Do I have to enable something in the kernel or somewhere to access to this device ?

ThanksLast edited by destroyedlolo on Tue Feb 24, 2015 10:46 pm; edited 1 time in total

----------

## Roman_Gruber

you may check your software for hints for that. you may get a hint somewhere in the docs to add a piece of software to get that functionality.

when it is an usb device it should show up basically with lsusb.

no idea waht steelseries does and how the keyboard is connected on your laptop. even so you wont see much as they cables in a laptop do not really tell how they are connected when you check the hardware.

----------

## destroyedlolo

Drivers exists only for m$ but their are some counterpart on Linux, as the link I provided.

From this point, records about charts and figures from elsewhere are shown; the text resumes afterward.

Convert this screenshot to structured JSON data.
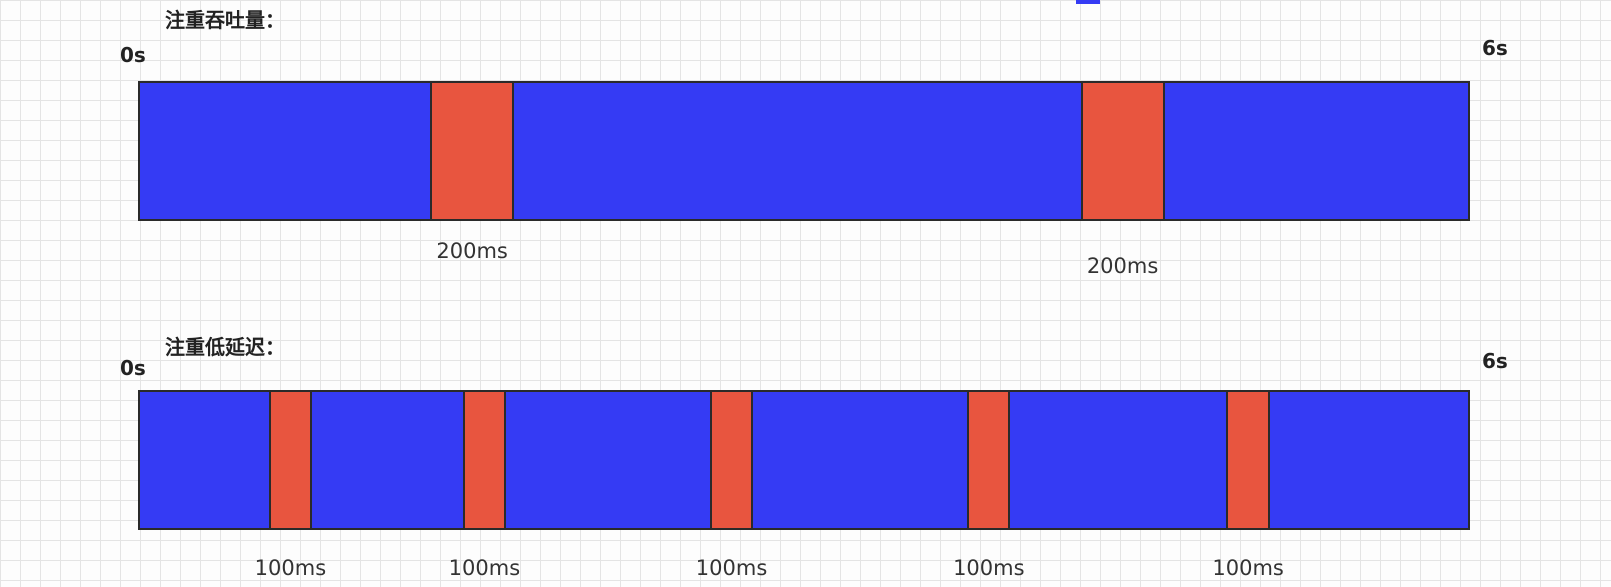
{
  "colors": {
    "run": "#353bf4",
    "pause": "#e8553f",
    "border": "#2a2a2a"
  },
  "sections": [
    {
      "title": "注重吞吐量：",
      "start_label": "0s",
      "end_label": "6s",
      "pauses": [
        {
          "start": 1.316,
          "end": 1.694,
          "label": "200ms"
        },
        {
          "start": 4.246,
          "end": 4.624,
          "label": "200ms"
        }
      ]
    },
    {
      "title": "注重低延迟：",
      "start_label": "0s",
      "end_label": "6s",
      "pauses": [
        {
          "start": 0.589,
          "end": 0.784,
          "label": "100ms"
        },
        {
          "start": 1.463,
          "end": 1.658,
          "label": "100ms"
        },
        {
          "start": 2.576,
          "end": 2.771,
          "label": "100ms"
        },
        {
          "start": 3.735,
          "end": 3.93,
          "label": "100ms"
        },
        {
          "start": 4.903,
          "end": 5.098,
          "label": "100ms"
        }
      ]
    }
  ]
}
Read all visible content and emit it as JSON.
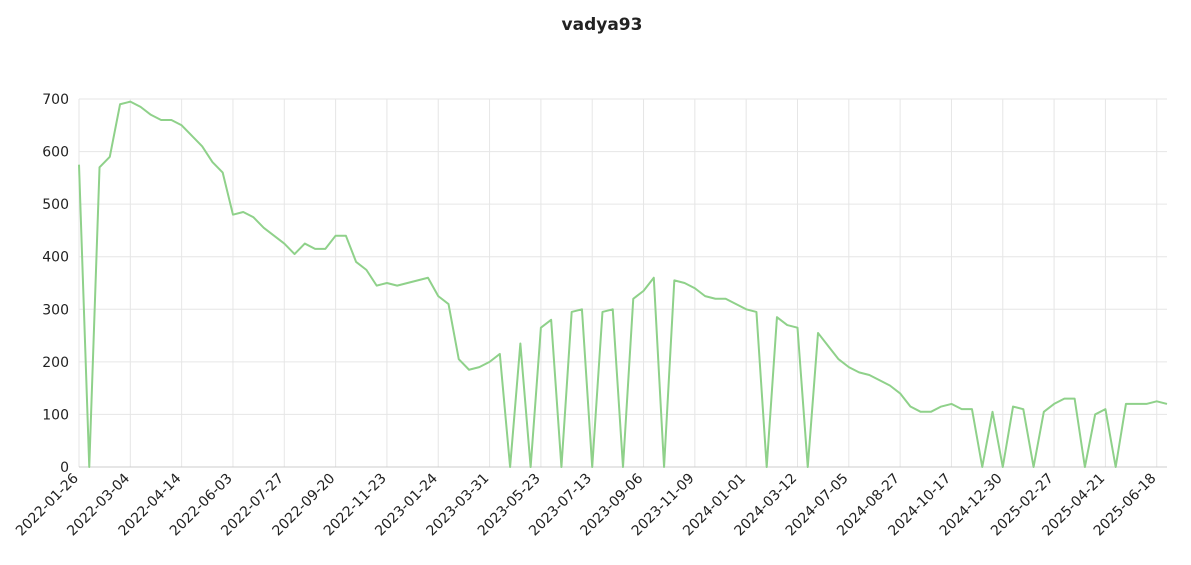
{
  "chart_data": {
    "type": "line",
    "title": "vadya93",
    "categories": [
      "2022-01-26",
      null,
      null,
      null,
      null,
      "2022-03-04",
      null,
      null,
      null,
      null,
      "2022-04-14",
      null,
      null,
      null,
      null,
      "2022-06-03",
      null,
      null,
      null,
      null,
      "2022-07-27",
      null,
      null,
      null,
      null,
      "2022-09-20",
      null,
      null,
      null,
      null,
      "2022-11-23",
      null,
      null,
      null,
      null,
      "2023-01-24",
      null,
      null,
      null,
      null,
      "2023-03-31",
      null,
      null,
      null,
      null,
      "2023-05-23",
      null,
      null,
      null,
      null,
      "2023-07-13",
      null,
      null,
      null,
      null,
      "2023-09-06",
      null,
      null,
      null,
      null,
      "2023-11-09",
      null,
      null,
      null,
      null,
      "2024-01-01",
      null,
      null,
      null,
      null,
      "2024-03-12",
      null,
      null,
      null,
      null,
      "2024-07-05",
      null,
      null,
      null,
      null,
      "2024-08-27",
      null,
      null,
      null,
      null,
      "2024-10-17",
      null,
      null,
      null,
      null,
      "2024-12-30",
      null,
      null,
      null,
      null,
      "2025-02-27",
      null,
      null,
      null,
      null,
      "2025-04-21",
      null,
      null,
      null,
      null,
      "2025-06-18",
      null
    ],
    "values": [
      575,
      0,
      570,
      590,
      690,
      695,
      685,
      670,
      660,
      660,
      650,
      630,
      610,
      580,
      560,
      480,
      485,
      475,
      455,
      440,
      425,
      405,
      425,
      415,
      415,
      440,
      440,
      390,
      375,
      345,
      350,
      345,
      350,
      355,
      360,
      325,
      310,
      205,
      185,
      190,
      200,
      215,
      0,
      235,
      0,
      265,
      280,
      0,
      295,
      300,
      0,
      295,
      300,
      0,
      320,
      335,
      360,
      0,
      355,
      350,
      340,
      325,
      320,
      320,
      310,
      300,
      295,
      0,
      285,
      270,
      265,
      0,
      255,
      230,
      205,
      190,
      180,
      175,
      165,
      155,
      140,
      115,
      105,
      105,
      115,
      120,
      110,
      110,
      0,
      105,
      0,
      115,
      110,
      0,
      105,
      120,
      130,
      130,
      0,
      100,
      110,
      0,
      120,
      120,
      120,
      125,
      120
    ],
    "color": "#8fd18a",
    "ylim": [
      0,
      700
    ],
    "yticks": [
      0,
      100,
      200,
      300,
      400,
      500,
      600,
      700
    ],
    "grid": true
  }
}
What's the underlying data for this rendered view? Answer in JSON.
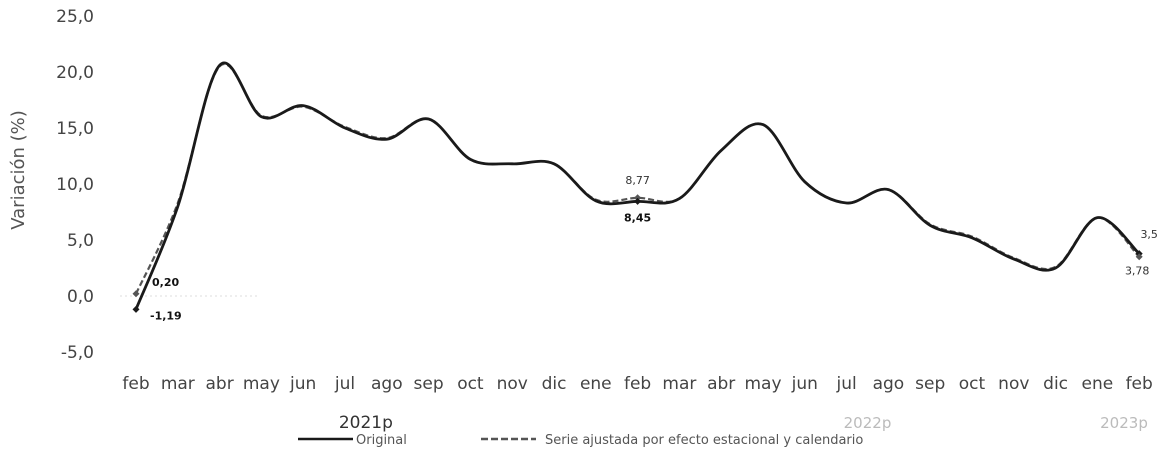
{
  "chart_data": {
    "type": "line",
    "ylabel": "Variación (%)",
    "ylim": [
      -5,
      25
    ],
    "yticks": [
      "25,0",
      "20,0",
      "15,0",
      "10,0",
      "5,0",
      "0,0",
      "-5,0"
    ],
    "ytick_values": [
      25,
      20,
      15,
      10,
      5,
      0,
      -5
    ],
    "categories": [
      "feb",
      "mar",
      "abr",
      "may",
      "jun",
      "jul",
      "ago",
      "sep",
      "oct",
      "nov",
      "dic",
      "ene",
      "feb",
      "mar",
      "abr",
      "may",
      "jun",
      "jul",
      "ago",
      "sep",
      "oct",
      "nov",
      "dic",
      "ene",
      "feb"
    ],
    "year_labels": [
      {
        "label": "2021p",
        "start": 0,
        "end": 11
      },
      {
        "label": "2022p",
        "start": 12,
        "end": 23
      },
      {
        "label": "2023p",
        "start": 23,
        "end": 24
      }
    ],
    "series": [
      {
        "name": "Original",
        "style": "solid",
        "color": "#1a1a1a",
        "values": [
          -1.19,
          8.0,
          20.6,
          16.0,
          17.0,
          15.0,
          14.0,
          15.8,
          12.2,
          11.8,
          11.8,
          8.5,
          8.45,
          8.7,
          13.0,
          15.3,
          10.2,
          8.3,
          9.5,
          6.3,
          5.2,
          3.3,
          2.5,
          7.0,
          3.78
        ]
      },
      {
        "name": "Serie ajustada por efecto estacional y calendario",
        "style": "dashed",
        "color": "#555555",
        "values": [
          0.2,
          8.3,
          20.5,
          16.1,
          16.9,
          15.1,
          14.1,
          15.8,
          12.2,
          11.8,
          11.8,
          8.6,
          8.77,
          8.7,
          13.0,
          15.3,
          10.2,
          8.3,
          9.5,
          6.4,
          5.3,
          3.4,
          2.6,
          7.0,
          3.5
        ]
      }
    ],
    "data_labels": [
      {
        "text": "0,20",
        "index": 0,
        "series": 1
      },
      {
        "text": "-1,19",
        "index": 0,
        "series": 0
      },
      {
        "text": "8,77",
        "index": 12,
        "series": 1
      },
      {
        "text": "8,45",
        "index": 12,
        "series": 0
      },
      {
        "text": "3,78",
        "index": 24,
        "series": 0
      },
      {
        "text": "3,5",
        "index": 24,
        "series": 1
      }
    ],
    "legend": "bottom-center",
    "grid": false
  }
}
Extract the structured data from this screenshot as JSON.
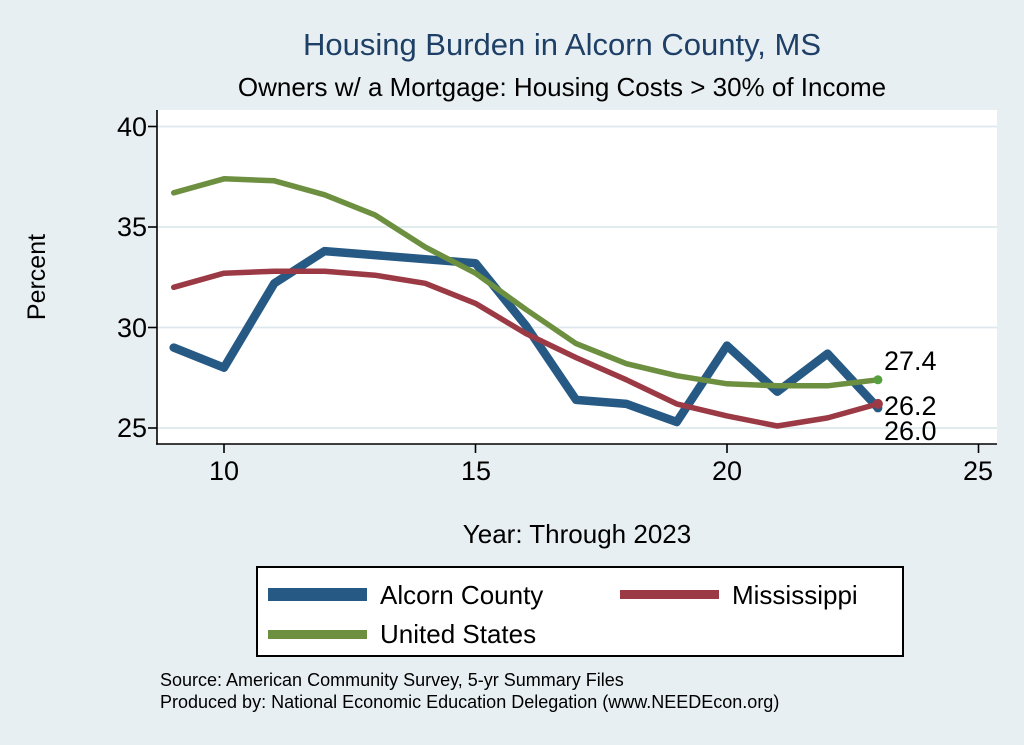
{
  "title": "Housing Burden in Alcorn County, MS",
  "subtitle": "Owners w/ a Mortgage: Housing Costs > 30% of Income",
  "colors": {
    "background": "#e8eff2",
    "plot_background": "#ffffff",
    "gridline": "#dde9ec",
    "axis": "#000000",
    "title": "#1e3f66",
    "alcorn_blue": "#265a84",
    "mississippi_red": "#9b3a44",
    "us_green": "#6d8f40"
  },
  "chart_data": {
    "type": "line",
    "title": "Housing Burden in Alcorn County, MS",
    "subtitle": "Owners w/ a Mortgage: Housing Costs > 30% of Income",
    "xlabel": "Year: Through 2023",
    "ylabel": "Percent",
    "x": [
      9,
      10,
      11,
      12,
      13,
      14,
      15,
      16,
      17,
      18,
      19,
      20,
      21,
      22,
      23
    ],
    "xticks": [
      10,
      15,
      20,
      25
    ],
    "yticks": [
      40,
      35,
      30,
      25
    ],
    "xlim": [
      8.7,
      25.9
    ],
    "ylim": [
      24.2,
      40.8
    ],
    "grid": "horizontal",
    "legend_position": "bottom",
    "series": [
      {
        "name": "Alcorn County",
        "color": "#265a84",
        "stroke_width": 8.5,
        "dot_r": 4.5,
        "dot_color": "#265a84",
        "values": [
          29.0,
          28.0,
          32.2,
          33.8,
          33.6,
          33.4,
          33.2,
          30.1,
          26.4,
          26.2,
          25.3,
          29.1,
          26.8,
          28.7,
          26.0
        ]
      },
      {
        "name": "Mississippi",
        "color": "#9b3a44",
        "stroke_width": 5.5,
        "dot_r": 5,
        "dot_color": "#9b3a44",
        "values": [
          32.0,
          32.7,
          32.8,
          32.8,
          32.6,
          32.2,
          31.2,
          29.7,
          28.5,
          27.4,
          26.2,
          25.6,
          25.1,
          25.5,
          26.2
        ]
      },
      {
        "name": "United States",
        "color": "#6d8f40",
        "stroke_width": 5.5,
        "dot_r": 4.5,
        "dot_color": "#55a03c",
        "values": [
          36.7,
          37.4,
          37.3,
          36.6,
          35.6,
          34.0,
          32.7,
          30.9,
          29.2,
          28.2,
          27.6,
          27.2,
          27.1,
          27.1,
          27.4
        ]
      }
    ],
    "end_labels": [
      {
        "text": "27.4",
        "series": "United States"
      },
      {
        "text": "26.2",
        "series": "Mississippi"
      },
      {
        "text": "26.0",
        "series": "Alcorn County"
      }
    ]
  },
  "legend": {
    "items": [
      {
        "label": "Alcorn County",
        "color": "#265a84",
        "thickness": 13
      },
      {
        "label": "Mississippi",
        "color": "#9b3a44",
        "thickness": 9
      },
      {
        "label": "United States",
        "color": "#6d8f40",
        "thickness": 9
      }
    ]
  },
  "footnotes": [
    "Source: American Community Survey, 5-yr Summary Files",
    "Produced by: National Economic Education Delegation (www.NEEDEcon.org)"
  ]
}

Backlight control is done thru HID (as I can see in the code), but :

this tool doesn't find the keyboard by its ID

lsusb doesn't see it as well

So I wander if I need to add something on the kernel.

----------

## Roman_Gruber

asus for example had some different ids for their asus-oleds on different type of notebooks.

must be similar. 

thats the reason iam still on a 6 years old asus gamer notebook. these are only windows onlynotebooks tehse days. or overheat or are unmaintainable

you may read the full output of lshw. it sometimes helped me to solve issues

----------

## destroyedlolo

Well, the response is simple : unlike the rest of the serie, this particular model doesn't have backlit   :Rolling Eyes: 

----------